In the study, the College of Agricultural Sciences researchers studied the effects of the fungus Metarhizium robertsii on corn. They found that when the fungus colonized corn, the plants were less vulnerable to the effects of another fungus, C. heterostrophus, which causes the disease southern corn leaf blight.
They also found that corn plants grown from seeds treated with M. robertsii grew to be taller and heavier than plants grown from untreated seeds.
Mary Barbercheck, professor of entomology, said the findings — recently published in PLOS One — suggest that M. robertsii could be an important tool in growing a crop and helping it stave off disease, especially for organic growers.
“There’s been a lot of interest recently in biological products to put on seeds or plants either to replace or complement synthetic chemicals,” Barbercheck said. “These findings could potentially be used to help develop a treatment to apply to plants or to treat seeds before they’re planted. This could then help promote growth and protect the plants from pests and disease.”
According to the researchers, M. robertsii is a fungus that scientists have studied for hundreds of years as a way to control insects. But while researchers knew that the fungus could infect insects and kill them, it wasn’t until about a decade ago that they discovered the fungus was also an endophyte — an organism, such as some bacteria and fungi, that lives within plants without harming them and also potentially can benefit them.
Meanwhile, Barbercheck said there is a large demand for organic livestock products in the U.S. For example, if chicken is going to be labeled as “organic” in the grocery store, it would have needed to consume organic feed, such as corn, throughout its life. For corn to be considered organic, growers must use primarily “physical, mechanical and biological” ways to control pests, weeds and diseases, according to the U.S. Department of Agriculture.
“For grain growers, there are virtually no economical pesticides that they can use,” Barbercheck said. “We were interested in how we can foster the plant’s own ability to tolerate or fight off pests and diseases, and here is this fungus that is common in agricultural environments that we thought might have other benefits, too.”
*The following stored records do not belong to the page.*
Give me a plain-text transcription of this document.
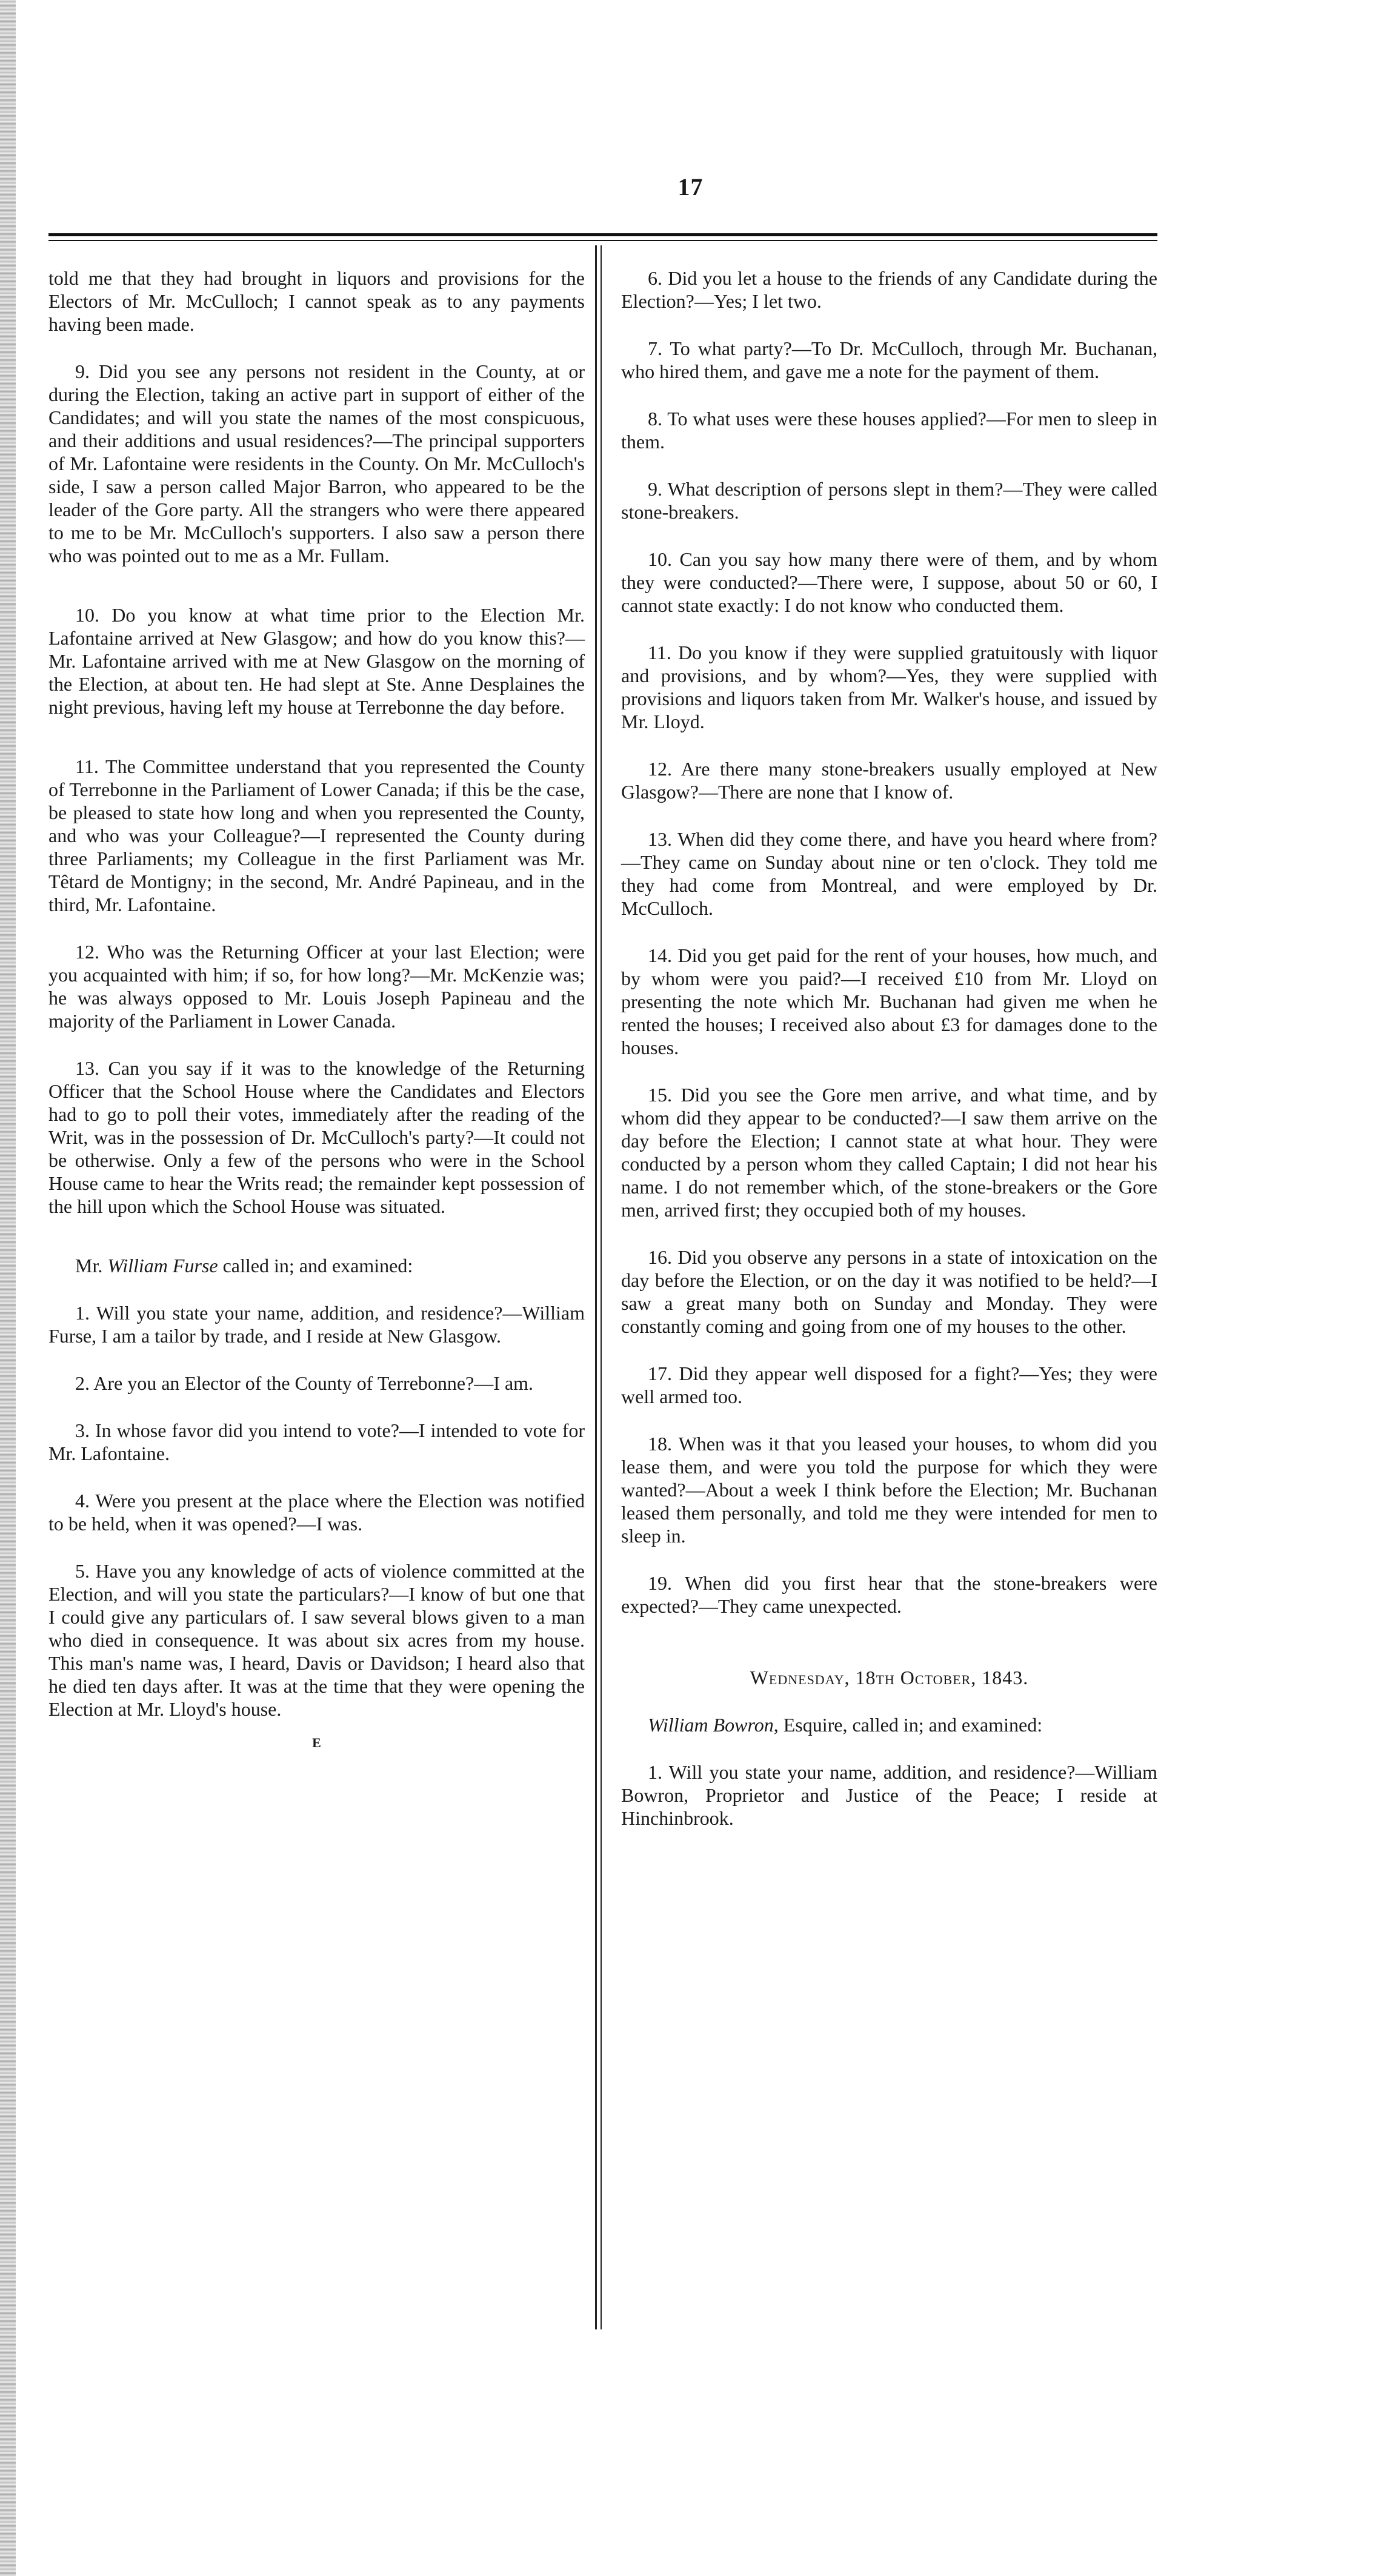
17

told me that they had brought in liquors and provisions for the Electors of Mr. McCulloch; I cannot speak as to any payments having been made.

9. Did you see any persons not resident in the County, at or during the Election, taking an active part in support of either of the Candidates; and will you state the names of the most conspicuous, and their additions and usual residences?—The principal supporters of Mr. Lafontaine were residents in the County. On Mr. McCulloch's side, I saw a person called Major Barron, who appeared to be the leader of the Gore party. All the strangers who were there appeared to me to be Mr. McCulloch's supporters. I also saw a person there who was pointed out to me as a Mr. Fullam.

10. Do you know at what time prior to the Election Mr. Lafontaine arrived at New Glasgow; and how do you know this?—Mr. Lafontaine arrived with me at New Glasgow on the morning of the Election, at about ten. He had slept at Ste. Anne Desplaines the night previous, having left my house at Terrebonne the day before.

11. The Committee understand that you represented the County of Terrebonne in the Parliament of Lower Canada; if this be the case, be pleased to state how long and when you represented the County, and who was your Colleague?—I represented the County during three Parliaments; my Colleague in the first Parliament was Mr. Têtard de Montigny; in the second, Mr. André Papineau, and in the third, Mr. Lafontaine.

12. Who was the Returning Officer at your last Election; were you acquainted with him; if so, for how long?—Mr. McKenzie was; he was always opposed to Mr. Louis Joseph Papineau and the majority of the Parliament in Lower Canada.

13. Can you say if it was to the knowledge of the Returning Officer that the School House where the Candidates and Electors had to go to poll their votes, immediately after the reading of the Writ, was in the possession of Dr. McCulloch's party?—It could not be otherwise. Only a few of the persons who were in the School House came to hear the Writs read; the remainder kept possession of the hill upon which the School House was situated.

Mr. William Furse called in; and examined:

1. Will you state your name, addition, and residence?—William Furse, I am a tailor by trade, and I reside at New Glasgow.

2. Are you an Elector of the County of Terrebonne?—I am.

3. In whose favor did you intend to vote?—I intended to vote for Mr. Lafontaine.

4. Were you present at the place where the Election was notified to be held, when it was opened?—I was.

5. Have you any knowledge of acts of violence committed at the Election, and will you state the particulars?—I know of but one that I could give any particulars of. I saw several blows given to a man who died in consequence. It was about six acres from my house. This man's name was, I heard, Davis or Davidson; I heard also that he died ten days after. It was at the time that they were opening the Election at Mr. Lloyd's house.

E

6. Did you let a house to the friends of any Candidate during the Election?—Yes; I let two.

7. To what party?—To Dr. McCulloch, through Mr. Buchanan, who hired them, and gave me a note for the payment of them.

8. To what uses were these houses applied?—For men to sleep in them.

9. What description of persons slept in them?—They were called stone-breakers.

10. Can you say how many there were of them, and by whom they were conducted?—There were, I suppose, about 50 or 60, I cannot state exactly: I do not know who conducted them.

11. Do you know if they were supplied gratuitously with liquor and provisions, and by whom?—Yes, they were supplied with provisions and liquors taken from Mr. Walker's house, and issued by Mr. Lloyd.

12. Are there many stone-breakers usually employed at New Glasgow?—There are none that I know of.

13. When did they come there, and have you heard where from?—They came on Sunday about nine or ten o'clock. They told me they had come from Montreal, and were employed by Dr. McCulloch.

14. Did you get paid for the rent of your houses, how much, and by whom were you paid?—I received £10 from Mr. Lloyd on presenting the note which Mr. Buchanan had given me when he rented the houses; I received also about £3 for damages done to the houses.

15. Did you see the Gore men arrive, and what time, and by whom did they appear to be conducted?—I saw them arrive on the day before the Election; I cannot state at what hour. They were conducted by a person whom they called Captain; I did not hear his name. I do not remember which, of the stone-breakers or the Gore men, arrived first; they occupied both of my houses.

16. Did you observe any persons in a state of intoxication on the day before the Election, or on the day it was notified to be held?—I saw a great many both on Sunday and Monday. They were constantly coming and going from one of my houses to the other.

17. Did they appear well disposed for a fight?—Yes; they were well armed too.

18. When was it that you leased your houses, to whom did you lease them, and were you told the purpose for which they were wanted?—About a week I think before the Election; Mr. Buchanan leased them personally, and told me they were intended for men to sleep in.

19. When did you first hear that the stone-breakers were expected?—They came unexpected.

Wednesday, 18th October, 1843.

William Bowron, Esquire, called in; and examined:

1. Will you state your name, addition, and residence?—William Bowron, Proprietor and Justice of the Peace; I reside at Hinchinbrook.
To test their hypothesis, the research team applied M. robertsii spores to corn seeds before planting both treated and untreated seeds in a greenhouse. Once the seedlings were large enough to have sprouted three or four leaves, the scientists applied C. heterostrophus — the fungus that causes southern corn leaf blight — to both the treated and untreated plants.
Four days later, they measured the seedlings’ height, biomass above the ground, colonization of the plants by M. robertsii and severity of southern corn leaf blight infection.
The researchers found that 74 percent of plants whose seeds had been treated with M. robertsii spores were colonized successfully by that fungus. The maize grown from M. robertsii-treated seeds had less severe southern corn leaf blight, as well as greater height and above-ground biomass, than plants grown from untreated seeds.
Barbercheck said that in the future, she and her colleagues will continue to explore how the fungus interacts with corn — for example, how environmental conditions, such as soil moisture, impact its effects.
“As climate change affects the frequency of droughts and flooding, we want to see how different environments could change how this fungus colonizes and benefits corn,” Barbercheck said. “The research reported in this paper took place under ideal conditions in the lab and in a greenhouse, so we want to take that next step examining it in different environments.”
Imtiaz Ahmad, former postdoctoral research scientist at Penn State; María del Mar Jiménez-Gasco, professor of plant pathology; and Dawn S. Luthe, professor of plant stress biology, also participated in this work.
The U.S. Department of Agriculture’s National Institute of Food and Agriculture and its Organic Transitions program helped support this research.